Polymer clay has been around since the 1940's, developed for doll makers and sculptors. Then it was discovered by elementary school art teachers, who liked the fact that it was non-toxic, easy to work and cured in a regular oven - great for kids!
But leave it to an artist to find other uses for polymer. By the late 80's, Pier Voulkus, Donna Kato, Kathleen Dustin, Ford/Forlano among others, were experimenting and developing new techniques in this fascinating medium. These artists were drawn to polymer primarily because of color. Polymer colors maintain their integrity and mix beautifully. Then, in the mid 90's, Judith Skinner came along, and her color blending technique revolutionized the polymer clay world. It's amazing how something so simple can have such an impact!
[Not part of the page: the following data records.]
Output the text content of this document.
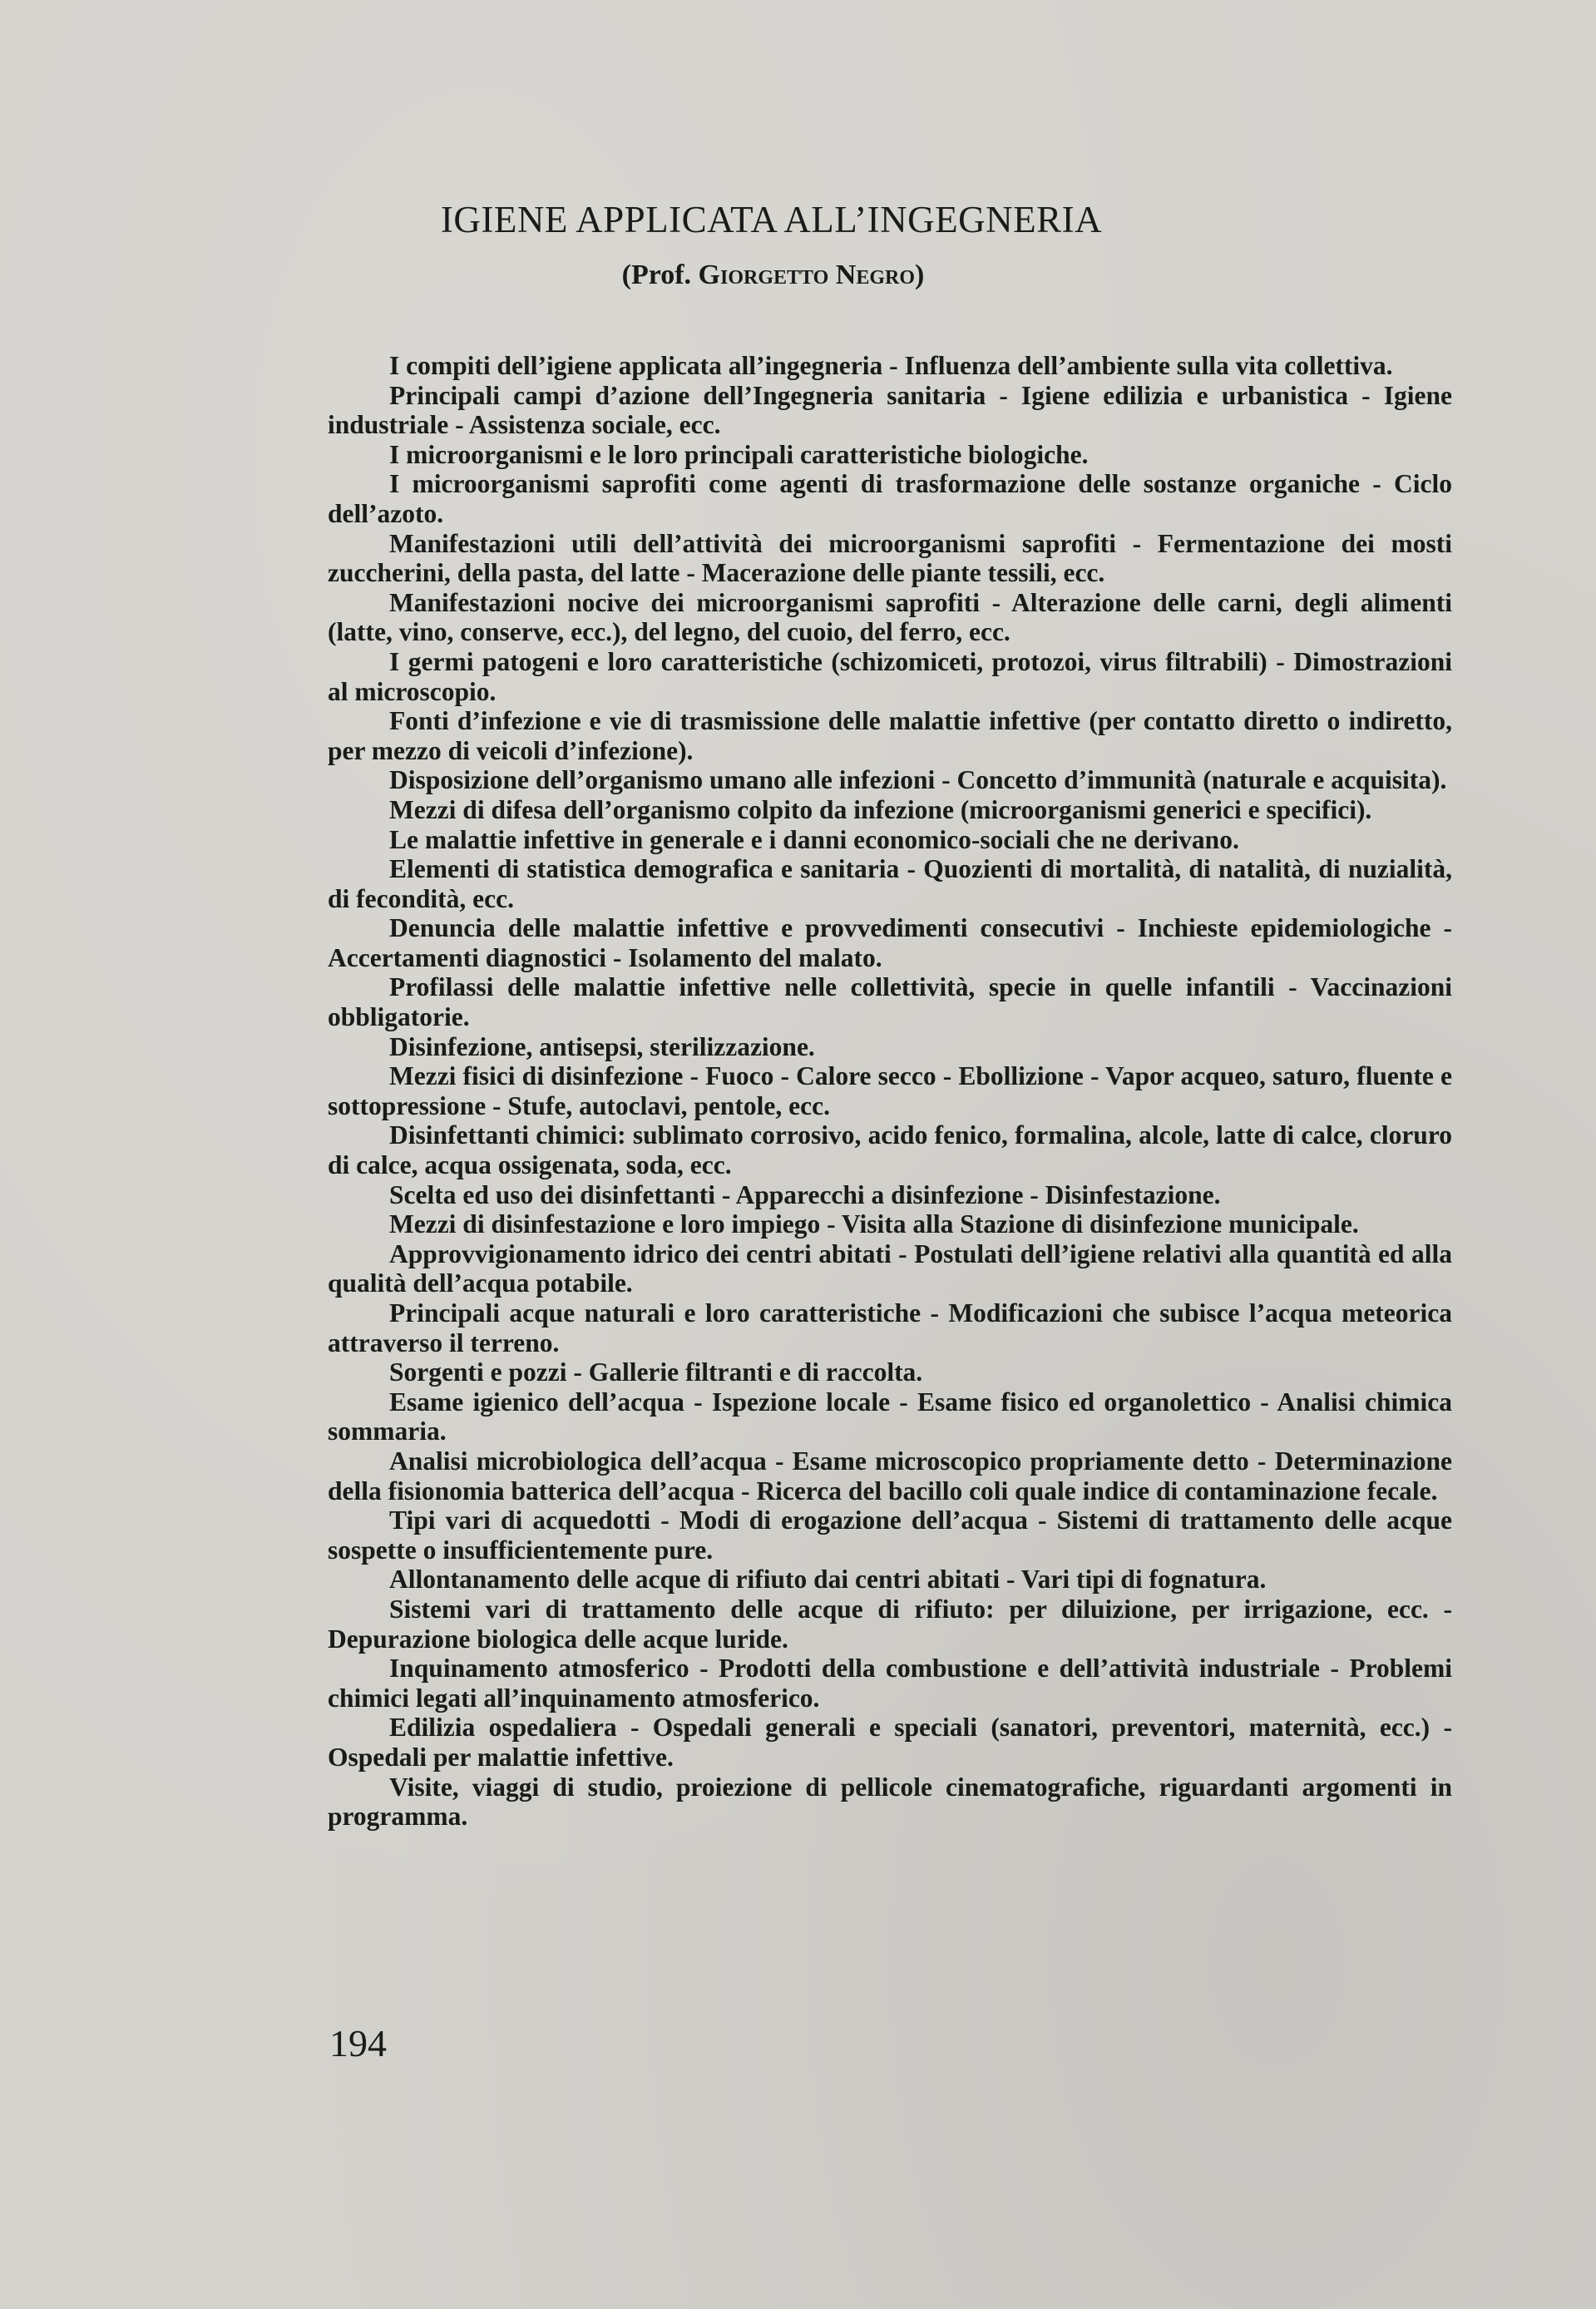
IGIENE APPLICATA ALL’INGEGNERIA
(Prof. Giorgetto Negro)

I compiti dell’igiene applicata all’ingegneria - Influenza dell’ambiente sulla vita collettiva.

Principali campi d’azione dell’Ingegneria sanitaria - Igiene edilizia e urbanistica - Igiene industriale - Assistenza sociale, ecc.

I microorganismi e le loro principali caratteristiche biologiche.

I microorganismi saprofiti come agenti di trasformazione delle sostanze organiche - Ciclo dell’azoto.

Manifestazioni utili dell’attività dei microorganismi saprofiti - Fermentazione dei mosti zuccherini, della pasta, del latte - Macerazione delle piante tessili, ecc.

Manifestazioni nocive dei microorganismi saprofiti - Alterazione delle carni, degli alimenti (latte, vino, conserve, ecc.), del legno, del cuoio, del ferro, ecc.

I germi patogeni e loro caratteristiche (schizomiceti, protozoi, virus filtrabili) - Dimostrazioni al microscopio.

Fonti d’infezione e vie di trasmissione delle malattie infettive (per contatto diretto o indiretto, per mezzo di veicoli d’infezione).

Disposizione dell’organismo umano alle infezioni - Concetto d’immunità (naturale e acquisita).

Mezzi di difesa dell’organismo colpito da infezione (microorganismi generici e specifici).

Le malattie infettive in generale e i danni economico-sociali che ne derivano.

Elementi di statistica demografica e sanitaria - Quozienti di mortalità, di natalità, di nuzialità, di fecondità, ecc.

Denuncia delle malattie infettive e provvedimenti consecutivi - Inchieste epidemiologiche - Accertamenti diagnostici - Isolamento del malato.

Profilassi delle malattie infettive nelle collettività, specie in quelle infantili - Vaccinazioni obbligatorie.

Disinfezione, antisepsi, sterilizzazione.

Mezzi fisici di disinfezione - Fuoco - Calore secco - Ebollizione - Vapor acqueo, saturo, fluente e sottopressione - Stufe, autoclavi, pentole, ecc.

Disinfettanti chimici: sublimato corrosivo, acido fenico, formalina, alcole, latte di calce, cloruro di calce, acqua ossigenata, soda, ecc.

Scelta ed uso dei disinfettanti - Apparecchi a disinfezione - Disinfestazione.

Mezzi di disinfestazione e loro impiego - Visita alla Stazione di disinfezione municipale.

Approvvigionamento idrico dei centri abitati - Postulati dell’igiene relativi alla quantità ed alla qualità dell’acqua potabile.

Principali acque naturali e loro caratteristiche - Modificazioni che subisce l’acqua meteorica attraverso il terreno.

Sorgenti e pozzi - Gallerie filtranti e di raccolta.

Esame igienico dell’acqua - Ispezione locale - Esame fisico ed organolettico - Analisi chimica sommaria.

Analisi microbiologica dell’acqua - Esame microscopico propriamente detto - Determinazione della fisionomia batterica dell’acqua - Ricerca del bacillo coli quale indice di contaminazione fecale.

Tipi vari di acquedotti - Modi di erogazione dell’acqua - Sistemi di trattamento delle acque sospette o insufficientemente pure.

Allontanamento delle acque di rifiuto dai centri abitati - Vari tipi di fognatura.

Sistemi vari di trattamento delle acque di rifiuto: per diluizione, per irrigazione, ecc. - Depurazione biologica delle acque luride.

Inquinamento atmosferico - Prodotti della combustione e dell’attività industriale - Problemi chimici legati all’inquinamento atmosferico.

Edilizia ospedaliera - Ospedali generali e speciali (sanatori, preventori, maternità, ecc.) - Ospedali per malattie infettive.

Visite, viaggi di studio, proiezione di pellicole cinematografiche, riguardanti argomenti in programma.

194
Here's an example of a two color Skinner Blend. Two triangles, one of zinc yellow and one of metallic silver are folded, matching like color to like color. Then run through a pasta machine, which is used to condition and sheet the clay (image 1) The colors begin to blend, forming stripes (image 2) As you continue to run the blend through the pasta machine, you'll eventually end up a graduated color blend (image 3 and 4)
A three color Skinner Blend of red, blue and yellow will result in a blend of the original primaries plus all secondary colors - green, orange and violet. It's like creating a rainbow with a pasta machine!